A semana foi negativa para o Ibovespa (IBOV), mas algumas ações conseguiram escapar do mau humor da bolsa brasileira. Entre os dias 13 e 17 de julho, o principal índice da B3 acumulou queda de 2,33% e encerrou a última sessão aos 173.714,08 pontos. O dólar à vista, por sua vez, terminou a semana a R$ 5,1112, com leve alta de 0,05% no período.
Mesmo com o índice no vermelho, a Hapvida (HAPV3) liderou os ganhos da semana. Do outro lado, a Auren (AURE3) teve o pior desempenho do Ibovespa, com queda de 11,05%.
A maior alta da semana ficou com a Hapvida (HAPV3), que avançou 7,36% entre 13 e 17 de julho. Os papéis ganharam fôlego no último pregão da semana depois que o Santander avaliou que a rentabilidade das operadoras de planos de saúde ainda não atingiu seu pico.

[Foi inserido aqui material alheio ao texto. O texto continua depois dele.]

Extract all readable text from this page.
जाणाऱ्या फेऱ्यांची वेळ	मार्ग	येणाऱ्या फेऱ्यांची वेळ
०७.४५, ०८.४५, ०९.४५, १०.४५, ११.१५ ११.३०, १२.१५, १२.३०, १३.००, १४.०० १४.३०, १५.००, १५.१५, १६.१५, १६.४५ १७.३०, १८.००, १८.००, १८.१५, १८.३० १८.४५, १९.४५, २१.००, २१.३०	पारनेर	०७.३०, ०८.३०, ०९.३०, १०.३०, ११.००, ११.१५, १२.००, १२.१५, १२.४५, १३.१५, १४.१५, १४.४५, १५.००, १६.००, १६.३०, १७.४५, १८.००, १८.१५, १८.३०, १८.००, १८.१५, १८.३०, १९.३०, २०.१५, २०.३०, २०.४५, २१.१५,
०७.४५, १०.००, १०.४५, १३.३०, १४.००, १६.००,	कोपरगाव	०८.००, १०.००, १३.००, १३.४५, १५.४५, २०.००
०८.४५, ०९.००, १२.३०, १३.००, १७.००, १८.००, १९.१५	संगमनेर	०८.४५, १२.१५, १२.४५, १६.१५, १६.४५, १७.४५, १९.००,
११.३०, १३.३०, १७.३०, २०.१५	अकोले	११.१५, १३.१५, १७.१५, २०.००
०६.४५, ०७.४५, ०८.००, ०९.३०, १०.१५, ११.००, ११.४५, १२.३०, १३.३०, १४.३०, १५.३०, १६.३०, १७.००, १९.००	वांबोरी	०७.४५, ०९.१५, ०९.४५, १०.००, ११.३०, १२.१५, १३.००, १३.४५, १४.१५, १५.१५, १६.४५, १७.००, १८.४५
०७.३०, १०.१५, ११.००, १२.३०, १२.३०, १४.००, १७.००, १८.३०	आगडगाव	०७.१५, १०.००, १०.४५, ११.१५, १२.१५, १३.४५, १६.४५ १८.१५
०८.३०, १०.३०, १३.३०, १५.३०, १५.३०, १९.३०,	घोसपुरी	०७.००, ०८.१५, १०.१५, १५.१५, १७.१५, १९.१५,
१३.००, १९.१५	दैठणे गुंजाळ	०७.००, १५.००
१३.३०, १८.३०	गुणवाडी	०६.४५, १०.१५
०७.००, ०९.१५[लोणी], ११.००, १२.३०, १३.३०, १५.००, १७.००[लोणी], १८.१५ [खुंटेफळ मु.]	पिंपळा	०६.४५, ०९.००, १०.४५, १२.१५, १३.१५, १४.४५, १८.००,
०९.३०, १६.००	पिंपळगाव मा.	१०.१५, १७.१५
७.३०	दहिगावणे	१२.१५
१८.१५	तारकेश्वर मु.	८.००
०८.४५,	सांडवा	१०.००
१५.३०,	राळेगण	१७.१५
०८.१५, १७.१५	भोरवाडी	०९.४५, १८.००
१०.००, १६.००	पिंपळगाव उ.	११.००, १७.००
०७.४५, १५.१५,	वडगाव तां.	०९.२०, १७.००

Além da Hapvida, empresas ligadas a combustíveis, petróleo e siderurgia também apareceram entre os principais ganhos da semana, como Vibra Energia (VBBR3), Gerdau (GGBR4), Ultrapar (UGPA3) e PRIO (PRIO3).
| CÓDIGO | NOME | VARIAÇÃO SEMANAL |
|---|---|---|
| HAPV3 | Hapvida ON | 7,36% |
| VBBR3 | Vibra Energia ON | 5,82% |
| GGBR4 | Gerdau PN | 4,48% |
| UGPA3 | Ultrapar ON | 4,43% |
| PRIO3 | PRIO ON | 4,33% |
| PETR3 | Petrobras ON | 3,67% |
| VAMO3 | Vamos ON | 3,59% |
| BRAV3 | Brava Energia ON | 3,33% |
| PETR4 | Petrobras PN | 3,15% |
| GOAU4 | Metalúrgica Gerdau ON | 2,64% |
Na ponta negativa, quem chamou atenção foi a Auren (AURE3). As ações caíram 11,05% na semana e lideraram as perdas do Ibovespa.
O movimento veio depois que a Fitch revisou a perspectiva dos ratings da empresa de estável para negativa. A agência manteve as classificações em BB+ para a nota em moeda estrangeira e BBB- para a classificação em moeda local.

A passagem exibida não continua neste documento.